Boccace (v. note [11] du Naudæana 3) a raconté cette funeste histoire dans les chapitres xxv et xxvi, livre ix, de ses De casibus virorum illustrium [Des infortunes des hommes illustres] (1373). La version française qu’on pouvait alors en lire, sous le titre De Philippe de Cathine, se trouve aux pages 686‑693 du Traité des mésaventures de personnages signalés. Traduit du latin de Jean Boccace et réduit en neuf livres par Cl. Witart, écuyer, sieur de Rosoy, Gasteblé, Belval et de Beralles, conseiller au siège présidial de Château-Thierry (Paris, Nicolas Ève, 1578, in‑8o).
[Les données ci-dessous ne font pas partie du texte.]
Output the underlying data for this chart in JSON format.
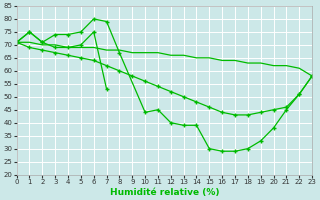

- V. Suétone (Vie des douze Césars) : chapitre xiv de la Vie de Galba, pour Cornelius Laco, T. Vinius et l’afranchi Icelus ; chapitre xxviii de la Vie de Claude, pour Narcisse et Pallas, et maints passages pour Messaline, épouse de Claude.
- Favori et chambellan de la chambre sacrée (præpositus sacri cubiculli), Eusebius profita de son ascendant sur l’empereur Constance ii (qui régna de 337 à 361) pour s’enrichir et promouvoir l’arianisme (v. note [15], lettre 300) à Rome.
- le chevalier gascon Pierre Gaveston, premier duc de Cornouailles et favori d’Édouard ii, eut une profonde influence sur son règne (1307-1327). Après l’exécution de Gaveston (1312), les Despenser, père et fils, tous deux prénommés Hugh, abusèrent à leur tour des faiblesse du roi.
- Antoine Perrenot de Granvelle, cardinal en 1561 (v. notes [19]‑[24] du Borboniana 5 manuscrit).
Les notes [19]‑[22] du Borboniana 5 manuscrit procurent un copieux complément d’information sur ce cardinal.
- Favori de Philippe iii d’Espagne, le duc de Lerma, Francisco Goméz de Sandoval y Rojas, tint les rênes du royaume de 1598 à 1618.